With non-essential businesses closed for half of the month, Nevada’s taxable sales fell nearly 20 percent in March.
Total taxable sales were $4.53 billion, down 19.5 percent. Clark County took the biggest hit at 23.4 percent because of its heavy reliance on the tourism and hospitality industries.
With showrooms closed, auto sales fell 37 percent to $412 million.
The biggest beneficiary of the economic shutdown was to non-store retailers — read that Internet sales — which better than doubled statewide to $301.8 million, a 111.6 percent increase.
Building material sales also did well, posting a 13.8 percent increase to $277.3 million.
In Carson City, total taxable sales were $93.5 million, a 12.7 decrease compared to the same month in 2019. The big hit was the capital’s largest taxable sales generator, the auto dealers. With their showrooms closed half the month, sales fell 38.2 percent to just $19.2 million.
But non-store retailers doubled total sales — a 106.4 percent increase to $4.8 million
Bars and restaurants were also shuttered March 17, cutting their sales 32 percent to just over $7 million.
As in the state as a whole, sales of building materials increased 23.9 percent to $13.8 million.
Douglas County fared better than most of Nevada’s 17 counties, reporting an 8.8 percent drop to $58.9 million. Sales by non-store retailers grew 123.3 percent as folks turned went online to buy, a total of $6.16 million worth of goods.
There, wales by non-store retailers was up 72.3 percent to $2.7 million.
Again, building material sales were up double digits gaining 23.3 percent to $4.48 million.
But those gains were more than offset by the closure of the county’s major resorts, and hotels causing a 48 percent decrease in food services and drinking places to $5.8 million and a 57.2 percent decrease in accommodations to $1.3 million.

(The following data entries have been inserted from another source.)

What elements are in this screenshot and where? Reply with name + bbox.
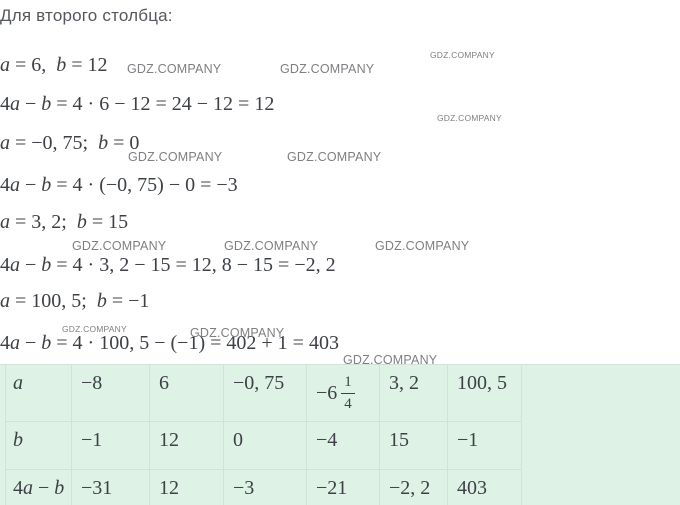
table-cell: −4 <box>307 422 380 470</box>
table-row-filler <box>522 365 680 422</box>
table-cell: −0, 75 <box>224 365 307 422</box>
table-row: a −8 6 −0, 75 −6 1 4 3, 2 100, 5 <box>5 365 680 422</box>
table-cell: 100, 5 <box>448 365 522 422</box>
table-row: 4a − b −31 12 −3 −21 −2, 2 403 <box>5 470 680 505</box>
values-table-body: a −8 6 −0, 75 −6 1 4 3, 2 100, 5 b −1 12 0 −4 15 −1 4a −… <box>5 365 680 505</box>
fraction-numerator: 1 <box>341 372 355 394</box>
table-cell: −1 <box>448 422 522 470</box>
math-line-6: 4a − b = 4 · 3, 2 − 15 = 12, 8 − 15 = −2… <box>0 254 336 276</box>
table-cell: 12 <box>150 470 224 505</box>
page-title: Для второго столбца: <box>0 6 173 25</box>
watermark: GDZ.COMPANY <box>437 113 502 123</box>
watermark: GDZ.COMPANY <box>430 50 495 60</box>
table-cell: −3 <box>224 470 307 505</box>
watermark: GDZ.COMPANY <box>280 62 375 76</box>
row-label-cell: b <box>5 422 72 470</box>
table-cell: −31 <box>72 470 150 505</box>
table-cell: 6 <box>150 365 224 422</box>
math-line-8: 4a − b = 4 · 100, 5 − (−1) = 402 + 1 = 4… <box>0 332 339 354</box>
table-cell: −2, 2 <box>380 470 448 505</box>
table-row: b −1 12 0 −4 15 −1 <box>5 422 680 470</box>
table-cell: 0 <box>224 422 307 470</box>
math-line-3: a = −0, 75; b = 0 <box>0 132 140 154</box>
table-cell: 12 <box>150 422 224 470</box>
watermark: GDZ.COMPANY <box>190 326 285 340</box>
table-cell: −21 <box>307 470 380 505</box>
table-cell: −1 <box>72 422 150 470</box>
watermark: GDZ.COMPANY <box>224 239 319 253</box>
row-label-cell: 4a − b <box>5 470 72 505</box>
table-cell: −8 <box>72 365 150 422</box>
math-line-1: a = 6, b = 12 <box>0 54 108 76</box>
math-line-7: a = 100, 5; b = −1 <box>0 290 150 312</box>
fraction-denominator: 4 <box>344 395 352 412</box>
table-cell: −6 1 4 <box>307 365 380 422</box>
math-line-5: a = 3, 2; b = 15 <box>0 211 129 233</box>
watermark: GDZ.COMPANY <box>343 353 438 367</box>
watermark: GDZ.COMPANY <box>128 150 223 164</box>
math-line-4: 4a − b = 4 · (−0, 75) − 0 = −3 <box>0 174 238 196</box>
row-label-cell: a <box>5 365 72 422</box>
table-cell: 3, 2 <box>380 365 448 422</box>
watermark: GDZ.COMPANY <box>287 150 382 164</box>
table-cell: 15 <box>380 422 448 470</box>
watermark: GDZ.COMPANY <box>72 239 167 253</box>
values-table: a −8 6 −0, 75 −6 1 4 3, 2 100, 5 b −1 12 0 −4 15 −1 4a −… <box>0 364 680 505</box>
table-row-filler <box>522 470 680 505</box>
watermark: GDZ.COMPANY <box>375 239 470 253</box>
table-cell: 403 <box>448 470 522 505</box>
math-line-2: 4a − b = 4 · 6 − 12 = 24 − 12 = 12 <box>0 93 275 115</box>
fraction-whole-part: −6 <box>316 381 338 404</box>
watermark: GDZ.COMPANY <box>62 324 127 334</box>
watermark: GDZ.COMPANY <box>127 62 222 76</box>
table-row-filler <box>522 422 680 470</box>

Churchill County saw table sales fall 18.4 percent to $31.1 million.
The biggest hit was to auto sales, which totaled just $3.46 million, down 60.1 percent because of the closure of showrooms.
Lyon County businesses reported $52.1 million sales. That is 16.7 percent down from March 2019. Restaurants and bars saw sales drop 22.7 percent to $3.4 million. Auto sales were off 25.3 percent to $4.58 million.
Non-store retail sales were up to a total of $5.6 million, a 127.7 percent gain.
April’s numbers are expected to be significantly worse since non-essential businesses were closed for the entire month.